COMO ADMINISTRAR ESTRATEGICAMENTE,
UTILIZANDO EL SENTIDO COMUN
Por:Barrie Pearson
Tomado del Libro:
Estrategias de Negocios, (titulo original: Common-Sense Business Strategy)
Ediciones Macchi; primera edición: julio de 1993; pp 13-19. Cap. 1
Parece que los negocios nunca han sido más firmes que lo que son actualmente. Los propietarios y los administradores trabajan mucho y duro, pero el trabajar más y más duro no es ninguna garantía para el éxito, ni siquiera supervivencia. Se necesita una administración más eficaz, y esto requiere un enfoque estratégico.
Las personas confunden trabajo con resultados. De hecho frecuentemente se le permite al trabajo ser un obstáculo para lograr resultados sobresalientes. Muchos ejecutivos emplean la mayor parte de su tiempo haciendo trabajo que podría hacerlo por lo menos tan bien y más económicamente uno de su personal. No sorpresivamente estas son las personas que se quejan de que no tienen tiempo para invertir en el futuro éxito del negocio.
El personal de alta dirección, los propietarios de negocios y los socios en empresas profesionales deben hacer tiempo para crear una visión de éxito para sus negocios. Necesitan definir la dirección futura del negocio en términos de fundamento comercial y prioridades. Las cuestiones que son cruciales al éxito del negocio deben ser identificadas y abordadas vigorosamente. No se debe permitir que el trabajo interfiera en el camino al futuro éxito.
¡Si sólo se permitiera que los negocios fueran así de simples! Las subsidiarias y divisiones de grandes compañías frecuentemente sufren procedimientos de planificación empresarial burocráticos impuestos por la compañía central. Los propietarios de negocios y socios en empresas profesionales permiten que el trabajo diario los sumerja.
Después de dictar una conferencia a miles de directores y de trabajar con docenas de clientes empresariales como un consultor administrativo, he encontrado que una cosa está clara: mientras que las técnicas de administración estratégicas son ampliamente conocidas, muchas personas poseen una marcada falta de habilidad para administrar estratégicamente.
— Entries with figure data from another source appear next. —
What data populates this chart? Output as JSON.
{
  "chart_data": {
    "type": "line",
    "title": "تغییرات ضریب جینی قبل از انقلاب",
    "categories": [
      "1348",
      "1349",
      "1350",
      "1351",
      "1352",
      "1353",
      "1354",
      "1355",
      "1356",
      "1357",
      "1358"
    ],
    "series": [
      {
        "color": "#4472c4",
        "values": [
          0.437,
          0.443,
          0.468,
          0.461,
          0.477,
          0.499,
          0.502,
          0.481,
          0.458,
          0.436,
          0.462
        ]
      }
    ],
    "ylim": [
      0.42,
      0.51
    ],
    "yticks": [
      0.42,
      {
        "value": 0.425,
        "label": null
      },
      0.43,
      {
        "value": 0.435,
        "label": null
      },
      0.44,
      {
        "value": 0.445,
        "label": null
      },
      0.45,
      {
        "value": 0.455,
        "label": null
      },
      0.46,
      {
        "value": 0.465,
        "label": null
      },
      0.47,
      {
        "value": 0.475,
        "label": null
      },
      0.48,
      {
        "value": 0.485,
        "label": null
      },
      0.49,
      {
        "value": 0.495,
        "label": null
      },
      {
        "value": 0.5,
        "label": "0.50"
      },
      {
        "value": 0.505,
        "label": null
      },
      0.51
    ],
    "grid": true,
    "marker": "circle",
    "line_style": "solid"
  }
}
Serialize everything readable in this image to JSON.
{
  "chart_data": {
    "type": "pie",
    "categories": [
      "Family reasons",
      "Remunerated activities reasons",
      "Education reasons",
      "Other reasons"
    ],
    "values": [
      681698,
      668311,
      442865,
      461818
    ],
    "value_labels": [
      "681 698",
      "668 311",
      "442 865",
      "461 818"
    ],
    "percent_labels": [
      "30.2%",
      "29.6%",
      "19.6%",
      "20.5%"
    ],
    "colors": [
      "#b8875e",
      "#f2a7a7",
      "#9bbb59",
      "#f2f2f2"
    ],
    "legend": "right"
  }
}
Aun así presencian seminarios buscando las últimas técnicas como si fueran a encontrar una panacea.
La administración estratégica es simple, anticuada y no se le debe permitir tornarse complicada. Los hombres de negocios exitosos conocen la calle y están en contacto con el mercado; es improbable que gasten tiempo utilizando técnicas de planificación sofisticadas.
Los comentarios realizados por el personal de alta dirección o directores de tres compañías bien conocidas, cada una con ventas anuales de más de £1 billón, explican el problema:
Cuando ingresé en la compañía, heredé un proceso de planificación empresarial que no era nada más que el sistema de pronóstico más caro e inadecuado en Christendom (gerente, compañía de alimentos y bebidas).
Nuestra planificación de negocios anual es utilizada por diversas subsidiarias para intentar justificar financiarlas para continuar haciendo más de lo mismo, cuando se necesitan nuevas iniciativas importantes (gerente de un grupo que se ha desecho de diversas subsidiarias desde entonces).
Recién he sufrido el dolor anual de someter el plan de negocios para los próximos cinco años para mis subsidiarias. ¡Por lo menos la oficina central deja de fastidiarme! (Principal director de consejo, grupo de ingeniería).
UNA EQUIVOCACION FUNDAMENTAL
Existe una creencia difundida que la administración operacional, el trabajo duro cotidiano, es separado y diferente de la administración estratégica, que frecuentemente es vista como pensando sobre las cuestiones a largo plazo. Esta es una equivocación fundamental de la esencia de la administración.
La administración cubre todo el espectro desde las cuestiones inmediatas a las de largo plazo. No es la escala de tiempo u horizonte lo que hace que algo sea una cuestión estratégica, sino su importancia al éxito empresarial o aun la supervivencia. Las cuestiones estratégicas pueden exigir desesperadamente acción urgente.
El caso de una sustancial empresa profesional en Londres explica el punto. El negocio continuaba expandiéndose porque el monto de trabajo entrante era amplio. Su reputación técnica era sensata, su compromiso con el servicio al cliente era bueno y sus tarifas de honorarios eran competitivas. Los clientes y otras empresas profesionales la veían como una empresa exitosa. La realidad era totalmente diferente.
Existía una crisis de flujo de fondos enfrentado a la empresa. El sobregiro era el máximo que el banco podía tolerar. El banco exigía garantías personales por parte de los socios, utilizando sus propiedades como garantía. Los créditos, incluyendo los impuestos sobre la renta y al valor agregado, vencieron y no se pagaron, y la acción legal fue inminente.
Se realizaban cantidades significativas de trabajo para clientes sobre una base especulativa, y sólo una minoría de éstos se convirtieron en asignaciones de pago de honorarios. Los trabajos frecuentemente se ganaban cotizando el precio más bajo: el control del trabajo era deficiente, frecuentemente resultando en trabajos no rentables, y poco se hacía para acordar la facturación provisoria con los clientes. Las facturas finales no se enviaban prontamente cuando se completaban las asignaciones.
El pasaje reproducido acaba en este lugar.